Гюльпери было двадцать три года. Это была невысокая, полная брюнетка. У нее был такой тяжелый характер, что в деревне никто не хотел жениться на ней. Никто даже не сватался.
Через два дня Гаджи-Насир вернулся домой не один, а с Гюльпери и, обняв Нуреддина, сказал:
— Сын мой, это твоя новая мать. Подойди, поздоровайся, поцелуй ей руку.
Это известие так потрясло мальчика, что он побледнел и задрожал, как в лихорадке. Кроткий, ласковый образ покойной матери встал перед его глазами. Впервые в жизни он не послушался отца и не сделал того, что ему приказывали. Он не подошел к Гюльпери.
— Ах, папа, как скоро ты забыл бедную маму! — воскликнул он и зарыдал.
Слова сына ножом вонзились в сердце Гаджи-Насира, и он тоже заплакал. А Гюльпери рассердилась.
— Разве так встречают молодую жену? Ты меня на поминки привел сюда, что ли?

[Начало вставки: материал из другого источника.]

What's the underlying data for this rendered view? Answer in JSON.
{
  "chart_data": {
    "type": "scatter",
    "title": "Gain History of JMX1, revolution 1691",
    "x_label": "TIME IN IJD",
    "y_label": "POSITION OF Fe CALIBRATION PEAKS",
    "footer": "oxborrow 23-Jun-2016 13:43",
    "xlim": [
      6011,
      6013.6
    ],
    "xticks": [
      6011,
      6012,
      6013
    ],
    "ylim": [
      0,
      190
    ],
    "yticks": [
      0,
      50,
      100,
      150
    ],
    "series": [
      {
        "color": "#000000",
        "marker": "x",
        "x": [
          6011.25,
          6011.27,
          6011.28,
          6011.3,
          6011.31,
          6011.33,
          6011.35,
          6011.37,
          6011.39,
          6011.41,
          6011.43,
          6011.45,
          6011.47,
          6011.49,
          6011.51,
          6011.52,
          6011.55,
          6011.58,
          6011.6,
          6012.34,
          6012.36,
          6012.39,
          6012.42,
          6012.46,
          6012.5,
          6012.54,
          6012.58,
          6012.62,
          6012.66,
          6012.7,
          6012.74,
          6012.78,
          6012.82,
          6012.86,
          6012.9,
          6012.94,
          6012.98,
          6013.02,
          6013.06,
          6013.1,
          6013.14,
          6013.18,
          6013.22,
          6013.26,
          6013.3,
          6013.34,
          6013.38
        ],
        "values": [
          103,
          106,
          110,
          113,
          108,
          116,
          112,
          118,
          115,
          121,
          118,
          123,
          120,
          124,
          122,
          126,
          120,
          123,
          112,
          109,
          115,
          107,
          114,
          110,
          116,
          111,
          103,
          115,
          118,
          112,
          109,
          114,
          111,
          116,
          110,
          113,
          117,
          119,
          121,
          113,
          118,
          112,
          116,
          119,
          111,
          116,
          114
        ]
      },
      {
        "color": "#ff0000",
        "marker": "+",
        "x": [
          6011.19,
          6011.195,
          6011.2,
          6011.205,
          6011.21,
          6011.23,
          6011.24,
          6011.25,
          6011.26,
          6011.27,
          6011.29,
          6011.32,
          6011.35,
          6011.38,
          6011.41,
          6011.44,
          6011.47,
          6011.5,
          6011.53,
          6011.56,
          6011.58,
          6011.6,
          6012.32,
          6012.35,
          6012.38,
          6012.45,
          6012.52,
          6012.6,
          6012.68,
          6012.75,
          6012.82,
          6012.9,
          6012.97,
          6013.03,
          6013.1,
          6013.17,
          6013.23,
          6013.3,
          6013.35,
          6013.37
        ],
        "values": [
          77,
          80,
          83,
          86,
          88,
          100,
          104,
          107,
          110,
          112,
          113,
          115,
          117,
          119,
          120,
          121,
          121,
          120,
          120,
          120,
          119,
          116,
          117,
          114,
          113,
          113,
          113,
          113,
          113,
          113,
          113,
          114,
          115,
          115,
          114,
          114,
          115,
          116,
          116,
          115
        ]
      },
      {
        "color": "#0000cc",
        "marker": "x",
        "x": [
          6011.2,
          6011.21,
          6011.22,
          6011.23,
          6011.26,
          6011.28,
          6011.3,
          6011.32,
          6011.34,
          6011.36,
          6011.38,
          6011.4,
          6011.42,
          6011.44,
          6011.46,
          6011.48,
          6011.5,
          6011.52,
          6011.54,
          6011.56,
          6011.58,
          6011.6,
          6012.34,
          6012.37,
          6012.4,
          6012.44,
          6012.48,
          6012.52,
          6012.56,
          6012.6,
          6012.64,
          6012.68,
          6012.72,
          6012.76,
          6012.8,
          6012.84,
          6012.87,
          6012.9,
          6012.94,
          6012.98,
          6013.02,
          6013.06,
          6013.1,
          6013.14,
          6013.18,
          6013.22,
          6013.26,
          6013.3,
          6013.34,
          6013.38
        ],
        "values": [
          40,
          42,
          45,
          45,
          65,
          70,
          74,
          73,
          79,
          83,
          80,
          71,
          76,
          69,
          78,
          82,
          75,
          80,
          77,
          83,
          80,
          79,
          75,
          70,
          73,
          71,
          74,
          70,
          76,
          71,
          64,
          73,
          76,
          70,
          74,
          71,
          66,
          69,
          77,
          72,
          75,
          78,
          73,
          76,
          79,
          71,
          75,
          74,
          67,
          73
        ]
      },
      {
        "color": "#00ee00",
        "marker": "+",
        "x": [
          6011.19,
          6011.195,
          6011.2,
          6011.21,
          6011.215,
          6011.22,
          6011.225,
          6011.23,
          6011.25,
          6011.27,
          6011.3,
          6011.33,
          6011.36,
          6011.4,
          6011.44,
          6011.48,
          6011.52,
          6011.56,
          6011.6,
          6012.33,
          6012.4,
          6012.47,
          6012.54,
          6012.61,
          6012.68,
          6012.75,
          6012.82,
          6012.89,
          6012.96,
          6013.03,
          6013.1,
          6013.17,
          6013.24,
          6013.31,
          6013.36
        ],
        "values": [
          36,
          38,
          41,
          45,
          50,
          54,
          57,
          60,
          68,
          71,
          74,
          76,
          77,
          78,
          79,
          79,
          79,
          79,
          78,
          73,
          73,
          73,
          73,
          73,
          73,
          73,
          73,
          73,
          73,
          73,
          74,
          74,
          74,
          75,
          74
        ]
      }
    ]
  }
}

— Ты права. Тебя должны были встретить веселым пиршеством все мои родственники, но их нет у меня. С этого дня ты будешь хозяйкой в этом доме. Я прошу тебя только об одном — замени моему сыну мать, полюби его. Он умный, хороший мальчик. Но он ведь еще совсем ребенок, вспомнил мать и плачет. Он привыкнет, полюбит тебя и во всем будет слушаться. Пойдем, я покажу тебе твои комнаты и вещи, сказал Гаджи-Насир.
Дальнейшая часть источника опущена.